それにしても再読っていいですね。最近はめったにしない、というかできなくなりました。再読したい本はいっぱいあるのに。
ところで『21世紀の楕円幻想論』を読み返しながら、読んでいるときの感触が何かに似ているなと思って何だろうと考えて気がつきました。ああ、これは木山捷平の作品に似ているなと。
たとえば「まえがき」の冒頭の言葉。
一年前に、会社を一つ畳んだ。
そのために、会社が借り受けていた銀行やら政策金融公庫からの借金を一括返済せねばならず、家を売り、定期預金を解約し、借り受け金額を返済し、結局、全財産を失った。
同じころ、肺がんの宣告を受け、入院、手術で、右肺の三分の一を失った。
で、「まえがき」の最後はこんな言葉で締めくくられています。
やむを得ず、その日暮らし。
それもまた、味わい深い。
あるいは第1章の最初の方には、
借金ぐらい何とかなるわ、秋の空。
とか。
本当はもっと深刻になっていいはずなのに、この飄々とした感じはなんとも木山捷平的です。

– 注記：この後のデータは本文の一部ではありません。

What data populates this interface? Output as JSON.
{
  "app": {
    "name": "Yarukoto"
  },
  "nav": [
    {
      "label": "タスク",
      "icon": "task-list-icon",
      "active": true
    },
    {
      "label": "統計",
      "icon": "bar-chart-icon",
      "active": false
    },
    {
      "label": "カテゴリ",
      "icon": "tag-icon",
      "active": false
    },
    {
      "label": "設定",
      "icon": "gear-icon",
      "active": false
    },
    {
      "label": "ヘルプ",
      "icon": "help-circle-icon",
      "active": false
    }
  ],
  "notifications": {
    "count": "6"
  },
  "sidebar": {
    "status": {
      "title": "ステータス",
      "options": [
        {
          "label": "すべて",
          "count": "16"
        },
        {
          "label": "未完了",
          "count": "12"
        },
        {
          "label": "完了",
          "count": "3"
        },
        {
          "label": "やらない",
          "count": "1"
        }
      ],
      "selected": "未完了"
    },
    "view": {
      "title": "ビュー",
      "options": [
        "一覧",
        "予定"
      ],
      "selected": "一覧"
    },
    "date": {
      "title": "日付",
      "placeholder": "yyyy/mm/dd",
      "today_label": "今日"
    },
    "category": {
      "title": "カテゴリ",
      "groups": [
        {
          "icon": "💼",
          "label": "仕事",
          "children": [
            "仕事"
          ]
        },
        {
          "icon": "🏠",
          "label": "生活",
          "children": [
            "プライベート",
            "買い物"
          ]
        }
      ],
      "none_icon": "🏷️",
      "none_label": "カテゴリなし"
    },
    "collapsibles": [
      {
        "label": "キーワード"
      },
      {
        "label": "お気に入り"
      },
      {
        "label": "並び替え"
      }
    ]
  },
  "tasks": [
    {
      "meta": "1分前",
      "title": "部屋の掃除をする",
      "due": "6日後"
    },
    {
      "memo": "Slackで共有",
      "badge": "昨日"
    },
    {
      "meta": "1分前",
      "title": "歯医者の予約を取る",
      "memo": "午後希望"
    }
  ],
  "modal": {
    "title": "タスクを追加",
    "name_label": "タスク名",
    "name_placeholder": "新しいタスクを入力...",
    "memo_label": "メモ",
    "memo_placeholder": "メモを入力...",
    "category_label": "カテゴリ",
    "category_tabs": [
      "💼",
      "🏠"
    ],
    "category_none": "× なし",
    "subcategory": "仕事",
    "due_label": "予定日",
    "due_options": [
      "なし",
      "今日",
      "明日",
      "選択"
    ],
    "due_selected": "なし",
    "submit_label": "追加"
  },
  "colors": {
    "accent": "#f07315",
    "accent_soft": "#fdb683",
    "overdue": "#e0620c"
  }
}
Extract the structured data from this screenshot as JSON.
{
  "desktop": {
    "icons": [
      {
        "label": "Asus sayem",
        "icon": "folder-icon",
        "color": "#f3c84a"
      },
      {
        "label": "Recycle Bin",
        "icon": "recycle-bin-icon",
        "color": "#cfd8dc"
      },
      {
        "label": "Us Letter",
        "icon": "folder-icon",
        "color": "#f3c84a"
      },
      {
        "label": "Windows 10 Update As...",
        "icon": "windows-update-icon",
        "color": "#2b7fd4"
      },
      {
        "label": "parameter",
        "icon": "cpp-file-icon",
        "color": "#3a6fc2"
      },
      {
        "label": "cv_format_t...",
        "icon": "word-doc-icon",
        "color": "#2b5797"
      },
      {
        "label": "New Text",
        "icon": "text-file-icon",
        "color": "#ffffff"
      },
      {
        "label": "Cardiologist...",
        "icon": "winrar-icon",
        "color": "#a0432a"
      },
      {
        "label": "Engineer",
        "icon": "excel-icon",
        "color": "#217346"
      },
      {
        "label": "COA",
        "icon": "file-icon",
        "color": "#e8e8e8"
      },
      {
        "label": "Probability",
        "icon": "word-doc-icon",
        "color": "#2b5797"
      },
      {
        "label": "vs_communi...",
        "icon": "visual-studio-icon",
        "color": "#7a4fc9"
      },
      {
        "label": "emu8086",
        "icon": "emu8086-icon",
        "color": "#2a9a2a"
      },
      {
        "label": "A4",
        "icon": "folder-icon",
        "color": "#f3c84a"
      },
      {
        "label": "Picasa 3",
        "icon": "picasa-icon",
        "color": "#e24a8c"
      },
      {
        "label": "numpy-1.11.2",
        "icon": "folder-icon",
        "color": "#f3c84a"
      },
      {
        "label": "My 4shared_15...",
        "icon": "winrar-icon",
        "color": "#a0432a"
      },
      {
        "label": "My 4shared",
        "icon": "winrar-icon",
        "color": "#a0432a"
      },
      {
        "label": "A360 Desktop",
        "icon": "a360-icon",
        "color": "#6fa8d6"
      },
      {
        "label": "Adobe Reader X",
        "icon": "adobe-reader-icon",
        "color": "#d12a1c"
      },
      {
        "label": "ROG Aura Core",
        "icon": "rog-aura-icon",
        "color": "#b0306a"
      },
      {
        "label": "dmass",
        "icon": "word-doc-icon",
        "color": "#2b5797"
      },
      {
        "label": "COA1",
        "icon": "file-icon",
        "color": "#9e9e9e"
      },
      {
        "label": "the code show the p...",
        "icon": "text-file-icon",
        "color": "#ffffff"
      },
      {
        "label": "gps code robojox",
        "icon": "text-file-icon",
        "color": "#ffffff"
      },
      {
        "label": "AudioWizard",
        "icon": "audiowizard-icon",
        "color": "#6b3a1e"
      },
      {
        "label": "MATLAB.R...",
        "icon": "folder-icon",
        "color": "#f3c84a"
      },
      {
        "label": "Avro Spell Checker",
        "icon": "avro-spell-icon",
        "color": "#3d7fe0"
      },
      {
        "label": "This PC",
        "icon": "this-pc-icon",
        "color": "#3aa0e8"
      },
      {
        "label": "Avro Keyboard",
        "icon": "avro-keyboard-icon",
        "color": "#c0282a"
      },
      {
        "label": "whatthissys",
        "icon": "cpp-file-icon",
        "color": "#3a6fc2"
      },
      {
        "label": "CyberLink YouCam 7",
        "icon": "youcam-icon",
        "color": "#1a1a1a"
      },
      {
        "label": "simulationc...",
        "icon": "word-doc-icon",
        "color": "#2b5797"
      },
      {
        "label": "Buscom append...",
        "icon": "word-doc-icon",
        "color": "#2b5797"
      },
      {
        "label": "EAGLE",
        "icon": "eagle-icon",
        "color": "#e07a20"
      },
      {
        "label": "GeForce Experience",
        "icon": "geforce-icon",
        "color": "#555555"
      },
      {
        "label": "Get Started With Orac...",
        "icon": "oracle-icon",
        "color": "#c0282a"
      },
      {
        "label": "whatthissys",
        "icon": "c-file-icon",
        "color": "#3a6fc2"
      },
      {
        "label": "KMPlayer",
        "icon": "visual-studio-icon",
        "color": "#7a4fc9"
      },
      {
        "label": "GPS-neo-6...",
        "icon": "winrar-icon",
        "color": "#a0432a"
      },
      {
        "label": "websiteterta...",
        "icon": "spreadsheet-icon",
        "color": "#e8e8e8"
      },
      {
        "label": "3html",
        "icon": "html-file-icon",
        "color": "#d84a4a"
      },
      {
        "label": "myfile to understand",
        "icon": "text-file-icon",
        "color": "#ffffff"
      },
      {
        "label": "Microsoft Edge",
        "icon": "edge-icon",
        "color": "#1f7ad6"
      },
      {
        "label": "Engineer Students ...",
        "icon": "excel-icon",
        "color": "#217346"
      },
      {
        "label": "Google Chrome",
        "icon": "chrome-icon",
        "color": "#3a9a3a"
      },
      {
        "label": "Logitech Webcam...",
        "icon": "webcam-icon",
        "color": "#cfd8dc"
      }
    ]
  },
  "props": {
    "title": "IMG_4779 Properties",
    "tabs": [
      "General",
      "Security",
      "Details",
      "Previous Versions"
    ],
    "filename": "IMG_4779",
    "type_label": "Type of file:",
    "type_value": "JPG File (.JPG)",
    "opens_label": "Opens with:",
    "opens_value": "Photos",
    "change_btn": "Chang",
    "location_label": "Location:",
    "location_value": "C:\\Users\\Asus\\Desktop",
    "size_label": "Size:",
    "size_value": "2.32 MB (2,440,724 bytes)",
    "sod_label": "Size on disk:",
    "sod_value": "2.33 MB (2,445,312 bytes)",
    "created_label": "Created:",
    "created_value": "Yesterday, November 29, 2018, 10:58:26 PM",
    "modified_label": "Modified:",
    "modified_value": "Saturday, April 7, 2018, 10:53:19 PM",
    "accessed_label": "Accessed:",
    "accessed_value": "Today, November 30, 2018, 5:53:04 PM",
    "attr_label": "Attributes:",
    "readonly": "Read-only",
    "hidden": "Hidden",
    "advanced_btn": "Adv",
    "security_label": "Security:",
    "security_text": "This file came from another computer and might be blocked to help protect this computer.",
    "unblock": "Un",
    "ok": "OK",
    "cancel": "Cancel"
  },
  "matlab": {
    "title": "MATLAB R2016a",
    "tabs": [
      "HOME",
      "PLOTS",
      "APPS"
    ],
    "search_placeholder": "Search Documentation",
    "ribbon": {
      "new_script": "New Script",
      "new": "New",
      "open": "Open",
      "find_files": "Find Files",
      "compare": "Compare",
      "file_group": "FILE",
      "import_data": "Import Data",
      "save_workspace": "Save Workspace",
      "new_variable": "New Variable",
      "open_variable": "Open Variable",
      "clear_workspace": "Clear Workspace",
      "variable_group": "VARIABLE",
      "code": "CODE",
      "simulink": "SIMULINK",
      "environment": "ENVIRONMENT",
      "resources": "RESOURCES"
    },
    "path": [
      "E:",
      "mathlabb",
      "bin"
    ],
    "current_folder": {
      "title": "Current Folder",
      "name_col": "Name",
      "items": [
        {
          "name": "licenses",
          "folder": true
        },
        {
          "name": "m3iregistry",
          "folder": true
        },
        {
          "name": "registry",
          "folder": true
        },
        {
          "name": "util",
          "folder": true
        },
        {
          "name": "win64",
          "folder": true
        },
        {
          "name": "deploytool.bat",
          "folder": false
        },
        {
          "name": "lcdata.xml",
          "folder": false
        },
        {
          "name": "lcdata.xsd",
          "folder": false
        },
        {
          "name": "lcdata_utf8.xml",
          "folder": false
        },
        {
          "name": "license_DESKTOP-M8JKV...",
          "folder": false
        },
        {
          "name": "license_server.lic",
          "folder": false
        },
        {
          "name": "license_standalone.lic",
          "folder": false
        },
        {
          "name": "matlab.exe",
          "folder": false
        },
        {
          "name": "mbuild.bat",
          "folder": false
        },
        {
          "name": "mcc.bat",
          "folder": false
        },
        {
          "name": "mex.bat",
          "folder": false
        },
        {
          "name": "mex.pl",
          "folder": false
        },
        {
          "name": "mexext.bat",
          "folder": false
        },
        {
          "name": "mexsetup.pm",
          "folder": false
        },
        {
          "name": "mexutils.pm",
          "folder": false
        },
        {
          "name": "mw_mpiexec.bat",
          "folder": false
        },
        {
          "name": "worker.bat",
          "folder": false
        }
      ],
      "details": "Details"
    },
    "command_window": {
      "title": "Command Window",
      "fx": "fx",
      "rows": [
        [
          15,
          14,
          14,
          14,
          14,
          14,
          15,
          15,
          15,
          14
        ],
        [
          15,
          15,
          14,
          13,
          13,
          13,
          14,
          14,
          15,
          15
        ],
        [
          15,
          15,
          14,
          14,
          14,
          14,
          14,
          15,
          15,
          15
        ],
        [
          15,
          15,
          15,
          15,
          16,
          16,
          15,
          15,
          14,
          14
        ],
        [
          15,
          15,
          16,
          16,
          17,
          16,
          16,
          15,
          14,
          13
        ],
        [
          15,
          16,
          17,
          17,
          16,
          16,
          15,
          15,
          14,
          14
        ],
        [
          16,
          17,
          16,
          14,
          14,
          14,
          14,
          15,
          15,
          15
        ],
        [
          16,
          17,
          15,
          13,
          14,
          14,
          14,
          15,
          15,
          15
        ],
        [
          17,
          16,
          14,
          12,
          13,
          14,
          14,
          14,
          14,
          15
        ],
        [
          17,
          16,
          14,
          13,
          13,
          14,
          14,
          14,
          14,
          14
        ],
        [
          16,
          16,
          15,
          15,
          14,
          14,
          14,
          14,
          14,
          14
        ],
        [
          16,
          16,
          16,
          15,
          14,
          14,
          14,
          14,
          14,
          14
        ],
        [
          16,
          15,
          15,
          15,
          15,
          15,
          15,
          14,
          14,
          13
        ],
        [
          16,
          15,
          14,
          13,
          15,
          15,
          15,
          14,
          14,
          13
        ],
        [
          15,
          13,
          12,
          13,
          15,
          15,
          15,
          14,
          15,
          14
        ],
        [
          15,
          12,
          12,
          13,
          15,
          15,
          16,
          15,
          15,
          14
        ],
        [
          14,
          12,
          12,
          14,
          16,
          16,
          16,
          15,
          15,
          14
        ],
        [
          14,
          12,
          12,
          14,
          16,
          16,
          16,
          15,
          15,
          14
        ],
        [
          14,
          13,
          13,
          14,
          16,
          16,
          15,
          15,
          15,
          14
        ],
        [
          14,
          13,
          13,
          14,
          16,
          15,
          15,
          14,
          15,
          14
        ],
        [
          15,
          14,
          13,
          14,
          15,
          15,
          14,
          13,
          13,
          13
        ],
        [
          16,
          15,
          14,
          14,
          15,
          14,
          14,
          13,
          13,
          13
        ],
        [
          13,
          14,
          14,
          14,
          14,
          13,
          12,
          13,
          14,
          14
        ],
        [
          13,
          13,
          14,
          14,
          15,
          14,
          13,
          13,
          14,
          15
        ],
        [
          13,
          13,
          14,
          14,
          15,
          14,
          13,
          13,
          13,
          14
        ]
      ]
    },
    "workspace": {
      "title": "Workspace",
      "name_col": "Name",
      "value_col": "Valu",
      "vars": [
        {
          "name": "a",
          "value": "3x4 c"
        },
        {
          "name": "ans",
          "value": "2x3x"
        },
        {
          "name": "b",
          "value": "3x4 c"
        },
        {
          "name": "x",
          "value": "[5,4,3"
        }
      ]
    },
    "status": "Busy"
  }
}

『21世紀の楕円幻想論』の副題は「その日暮らしの哲学」ですが、考えてみたらその日暮らしって、木山さんの人生そのもの。そして木山さんの作品はまさに「その日暮らしの哲学」にあふれているんですね。お金がない話がほとんど。人から金を借りる話もいたるところに出てきます。
その一方で贈与の話も多いんですね。もらうことも多いですが(くれた相手もたいていは貧しい)、あげることもある。
あるいはこんな詩もあります。タイトルは「ふらふらと」。昭和2年、木山さんが姫路にいたときに書いた詩です。何度か紹介していますね。
たつた一つしかない猿股を
洗つてほしておいたら
ぬすまれた。
仕方はない!
なんにもはかないで
ふらふらと
職をさがしてあるいた。
十月ももう末の頃
秋風が股からひやひやと
ひとへものでは寒かつた。
たった一つしかない猿股がぬすまれたのに「仕方がない!」と。ぬすんだ相手にゆずってやったと納得している。相手が自分よりもさらに貧しいのをわかっているんでしょうね。
このとき木山さんは23歳。大人です。
そういえば僕は木山さんの作品に関しては何度か行っているように初期の、東京と岡山(笠岡)を行き来していた頃の作品が好きなんですね。つまり都会と田舎の両方があったからです。まさに楕円ですね。
さて、東京の方では平川さんの『21世紀の楕円幻想論』にからめて『21世紀の楕円幻想論』刊行記念選書フェアというのをされているみたいですが、もし岡山で選書フェアをされるのであればぜひ木山捷平の作品を並べてほしいなと思っています。どこかでやってくれないかな。